Wenns dir net passt nutze es nicht!


Und wenn es bei 1.6 wieder anders ist, baue ich noch ein if ein... (ich kann auf jede Version abfragen wenns dir dann mal recht is...)

Es ist immer noch schöner wenn es gar nicht da ist als wenn da der cursor, etc immer rausspringt...

Und bei Subversionen ändert es sich nicht...

Ich zwing dich weder das du das nutzt noch sonst jemanden und wennst mal in der Arbeitswelt bist, wirst sehen das die da net bei jeder Subversion oder Hauptversion updaten! (Unser Kunde verwendet immer noch 1.4.2...)

Und die 08/15 User interessieren mich sowas von gar net...

Ich versuche nur Leuten zu helfen und wenns bei ihm klappt klappt es. Ich gehe net auf 100 verschiedenen Versionen testen obs klappt oder nicht, da es bei mir geht und bei unserem Kunden auch.
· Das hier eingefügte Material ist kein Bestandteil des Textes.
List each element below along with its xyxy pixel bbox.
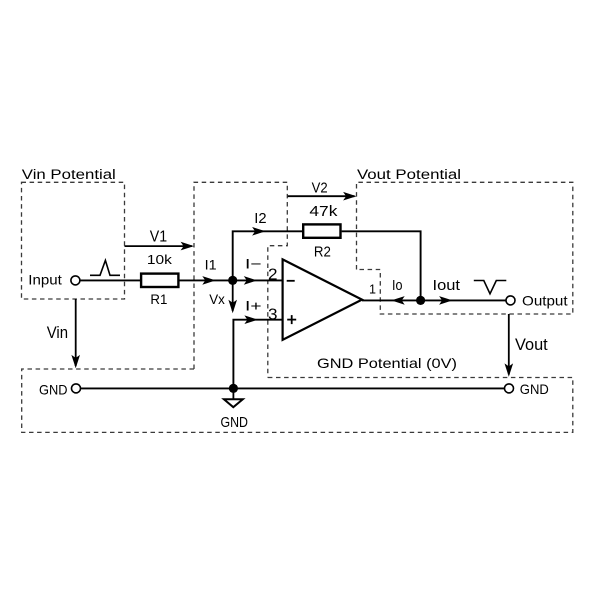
resistor R2 <box>303 224 340 237</box>
current arrow Io <box>391 296 404 305</box>
svg-text:Vx: Vx <box>209 291 225 307</box>
potential-region dashed boundaries <box>22 182 573 432</box>
node A junction dot <box>228 276 237 285</box>
GND Potential region box <box>22 369 573 432</box>
Input terminal <box>71 276 80 285</box>
measurement arrow Vin <box>71 299 80 368</box>
wire op-amp pin 3 down to ground node <box>233 320 282 389</box>
input pulse symbol <box>90 260 120 275</box>
wire op-amp output to output terminal <box>362 299 506 301</box>
wire node A up and left feedback segment to R2 <box>233 231 302 280</box>
svg-text:Iout: Iout <box>433 278 461 294</box>
wire R2 right feedback segment down to output node <box>342 231 421 300</box>
ground symbol <box>224 388 243 407</box>
svg-text:47k: 47k <box>309 204 338 220</box>
GND right terminal <box>505 384 514 393</box>
measurement arrow V2 <box>288 192 357 201</box>
svg-text:GND Potential (0V): GND Potential (0V) <box>317 355 457 371</box>
Vout Potential region box <box>357 182 573 314</box>
measurement arrow Vx <box>228 280 237 313</box>
resistor R1 <box>141 274 178 287</box>
svg-text:Vin Potential: Vin Potential <box>22 167 116 182</box>
output inverted pulse symbol <box>474 281 507 294</box>
wire ground rail <box>80 387 504 389</box>
svg-text:Vin: Vin <box>47 323 68 342</box>
current arrow Iout <box>439 296 452 305</box>
GND Potential middle-column boundary <box>194 182 287 377</box>
output node junction dot <box>416 296 425 305</box>
svg-text:10k: 10k <box>147 252 173 267</box>
current arrow I- <box>244 276 257 285</box>
svg-text:2: 2 <box>268 266 278 283</box>
svg-text:Output: Output <box>522 293 568 309</box>
svg-text:I2: I2 <box>254 211 266 227</box>
svg-text:V1: V1 <box>150 228 167 245</box>
measurement arrow Vout <box>505 314 514 377</box>
svg-text:I1: I1 <box>205 256 217 272</box>
svg-text:I−: I− <box>245 255 262 271</box>
Output terminal <box>506 296 515 305</box>
GND left terminal <box>72 384 81 393</box>
svg-text:1: 1 <box>369 282 376 297</box>
svg-text:Vout Potential: Vout Potential <box>357 167 461 182</box>
op-amp U1 <box>283 259 362 339</box>
svg-text:R2: R2 <box>314 244 331 261</box>
svg-text:GND: GND <box>39 382 68 398</box>
svg-text:R1: R1 <box>150 291 167 307</box>
Vin Potential region box <box>22 182 125 299</box>
svg-text:I+: I+ <box>245 298 262 314</box>
wires <box>80 231 506 388</box>
current arrow I1 <box>202 276 215 285</box>
svg-text:Io: Io <box>392 278 403 294</box>
current arrow I+ <box>244 315 257 324</box>
svg-text:3: 3 <box>268 307 278 324</box>
ground node junction dot <box>229 384 238 393</box>
current arrow I2 <box>252 227 265 236</box>
wire R1 to op-amp pin 2 through node A <box>180 279 283 281</box>
svg-text:GND: GND <box>221 415 249 431</box>
wire input terminal to R1 <box>80 279 140 281</box>
svg-text:V2: V2 <box>312 179 328 196</box>
svg-text:GND: GND <box>520 381 549 397</box>
svg-text:Input: Input <box>28 272 62 288</box>
svg-text:Vout: Vout <box>515 335 548 354</box>
measurement arrow V1 <box>125 242 195 251</box>
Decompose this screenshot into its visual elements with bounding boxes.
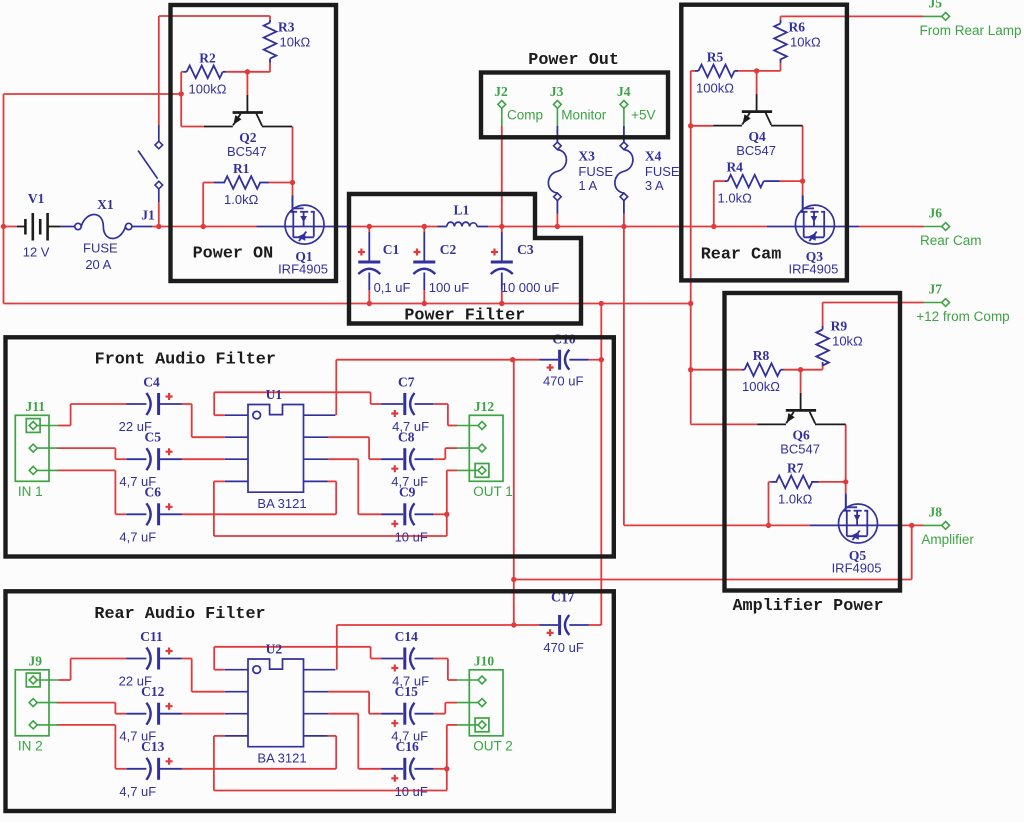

So und jetzt nerv mich net, sondern gib nen schöneren Lösungsvorschlag..


----------



## Ilja (30. Nov 2005)

es gibt eine event-konstante bei JDialog, die angibt, dass der user im feld eingegeben was eingegeben hat, so kann man sofort drauf reagieren und die anfrage zurück auf *.end setzen!


----------



## thE_29 (30. Nov 2005)

Source dazu!

So und was is nun schöner??

Entweder es ist erst gar nicht da!

Oder es wird immer auf was zurückgesetzt...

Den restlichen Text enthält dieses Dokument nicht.